Philippe Chauveau : Bonjour Aurélien Delsaux.

Aurélien Delsaux : Bonjour Philippe. Philippe Chauveau : Votre actualité chez Albin Michel, « Sangliers ». Il y avait eu précédemment « Madame Diogène » qui avait été primé à plusieurs reprises. « Sangliers » reçoit notamment le prix SGSL Révélations 2017, mais on va faire un peu plus connaissance avant d'entrer précisément dans votre travail d'auteur. Vous vivez en Isère, vous avez fait ce choix de la vie en province, vous êtes professeur de lettres, vous animez une troupe de théâtre… En quelques mots, qui êtes-vous Aurélien Delsaux ?

Aurélien Delsaux : Je suis professeur de français en disponibilité, j'écris mais j'ai du mal à dire « je suis écrivain »

Philippe Chauveau : Pourquoi avez-vous du mal à dire que vous êtes écrivain ?

Aurélien Delsaux : Je trouve que le mot est un peu lourd mais bon... j'écris des romans, j'écris des pièces de théâtre, j'écris de la poésie. Philippe Chauveau  : Le choix de l'enseignement, professeur de lettres, vient d'un goût pour la littérature à la base ? Aurélien Delsaux : Un goût pour la transmission peut-être d'abord, parce que j'ai également enseigné le théâtre. Un goût pour les textes, pour le fait de dire des textes, de les faire passer.

Philippe Chauveau : Qui vous fait découvrir le plaisir du livre ? Aurélien Delsaux : Ce sont plusieurs personnes. Mon père me lisait les « Trois petits cochons » tous les soirs parce que je le lui demandais tous les soirs, jusqu'à ce qu'il décide de changer des passages et que j'ai envie de corriger, de raconter ma propre histoire, c'est une anecdote vraiment bête ! Philippe Chauveau  : Mais révélatrice…

Aurélien Delsaux : Oui, je crois qu'il y a quelque chose qui part de là. Ma mère était institutrice, il y avait les livres de « L'Ecole de loisirs ». Et il y a des rencontres de professeurs qui m'ont poussé à écrire. La rencontre la plus forte a été madame Reine, mon proffsseur de 3e qui passait des cours entiers à nous faire écrire et qui un jour m'a pris à part, en fin de cours, et m'a dit « tu auras une vie extraordinaire » parce qu'elle m'avait lu, et c'est elle qui m'a envoyé au lycée à Grenoble. C'est quelqu'un qui m'a fait entrer dans une trajectoire d'écriture.

Philippe Chauveau  : Les rencontres qui font une vie finalement... Y a-t-il des titres qui vous ont façonné ? Que ce soient des auteurs contemporains ou classiques ? Est ce qu'il y a des livres qui vous ont fait grandir ?

Aurélien Delsaux : Oui, adolescent j'ai eu une passion pour l'écriture de Christian Bobin, que je lis moins, que je lis autrement ; mais j'avoue que « Le Très-Bas » de Christian Bobin m'a beaucoup marqué, que madame Reine, ce professeur de français, m'a fait découvrir. Et puis, un peu plus tard, Camus avec « La peste » et «  Les justes ». Bernanos dans un autre genre, notemment pour ses essais, « Les grands cimetières sous la lune », une écriture prophétique qui secoue toute une époque, qui n'a pas peur d'affronter une réalité que personne ne veut voir. Ce sont des livres qui m'ont beaucoup marqué.
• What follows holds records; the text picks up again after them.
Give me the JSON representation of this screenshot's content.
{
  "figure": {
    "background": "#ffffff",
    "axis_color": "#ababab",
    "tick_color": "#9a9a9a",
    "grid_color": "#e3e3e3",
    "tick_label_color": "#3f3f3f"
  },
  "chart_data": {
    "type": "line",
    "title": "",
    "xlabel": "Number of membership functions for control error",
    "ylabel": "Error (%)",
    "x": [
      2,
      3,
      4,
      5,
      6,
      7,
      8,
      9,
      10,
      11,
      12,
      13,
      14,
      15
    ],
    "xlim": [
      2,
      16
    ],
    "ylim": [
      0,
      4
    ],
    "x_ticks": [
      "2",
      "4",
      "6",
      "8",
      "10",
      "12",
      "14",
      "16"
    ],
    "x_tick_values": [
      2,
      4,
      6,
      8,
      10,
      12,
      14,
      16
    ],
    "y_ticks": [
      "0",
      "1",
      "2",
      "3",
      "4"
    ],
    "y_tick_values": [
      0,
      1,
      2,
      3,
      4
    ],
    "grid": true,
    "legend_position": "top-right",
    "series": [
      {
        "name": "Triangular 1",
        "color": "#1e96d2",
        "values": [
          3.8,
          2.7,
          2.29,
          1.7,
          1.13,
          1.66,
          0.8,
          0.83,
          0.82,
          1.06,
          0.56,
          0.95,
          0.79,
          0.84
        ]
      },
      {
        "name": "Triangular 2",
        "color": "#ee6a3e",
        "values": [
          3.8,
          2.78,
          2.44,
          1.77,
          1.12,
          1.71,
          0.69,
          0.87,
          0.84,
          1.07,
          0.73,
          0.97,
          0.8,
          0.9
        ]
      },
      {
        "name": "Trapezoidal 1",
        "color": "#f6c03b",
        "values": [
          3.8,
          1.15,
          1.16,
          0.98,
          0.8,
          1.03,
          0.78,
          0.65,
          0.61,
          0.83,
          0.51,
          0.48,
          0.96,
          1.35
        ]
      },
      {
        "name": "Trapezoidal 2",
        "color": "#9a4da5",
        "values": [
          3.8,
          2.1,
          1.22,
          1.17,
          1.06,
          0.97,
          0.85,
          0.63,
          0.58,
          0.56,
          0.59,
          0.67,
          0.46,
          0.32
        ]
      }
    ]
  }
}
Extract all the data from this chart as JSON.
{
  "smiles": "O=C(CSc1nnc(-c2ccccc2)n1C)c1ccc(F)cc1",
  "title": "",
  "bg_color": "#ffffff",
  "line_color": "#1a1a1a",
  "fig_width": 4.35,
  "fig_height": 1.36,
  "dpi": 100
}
Philippe Chauveau : Vous nous avez fait comprendre que le goût de l'écriture a été là de façon très précoce. A partir de quel moment vous dîtes-vous : « je veux écrire un roman » ?

Aurélien Delsaux : Très tôt, au lycée j'ai écrit un premier roman, qui ne vaut rien, qui est caché dans un tiroir aujourd'hui, mais qui a eu son petit succès local... C'est très mystérieux, j'ai du mal avec le mot écrivain, et pourtant très tôt j'ai su que cela ferait partie de ma vie.

Philippe Chauveau  : Pourquoi ce besoin d'écriture ?

Aurélien Delsaux : C'est très mystérieux, le sentiment d'avoir quelque chose à dire, cela peut paraître très vaniteux, mais ne pas pouvoir rester seul avec trop de mots en soi. Je suis de tradition catholique et je pense qu'il y a un rapport mystérieux avec la messe, avec le fait d'entendre professer une parole qui doit s'incarner, qui peut changer des choses. Je ne crois pas que les livres soient des choses mortes. Je considère les livres comme un objet sacré, un objet sacré peut être aussi un objet quotidien. Et je crois que le livre a un pouvoir que certains diraient magique mais je préfère le mot sacré.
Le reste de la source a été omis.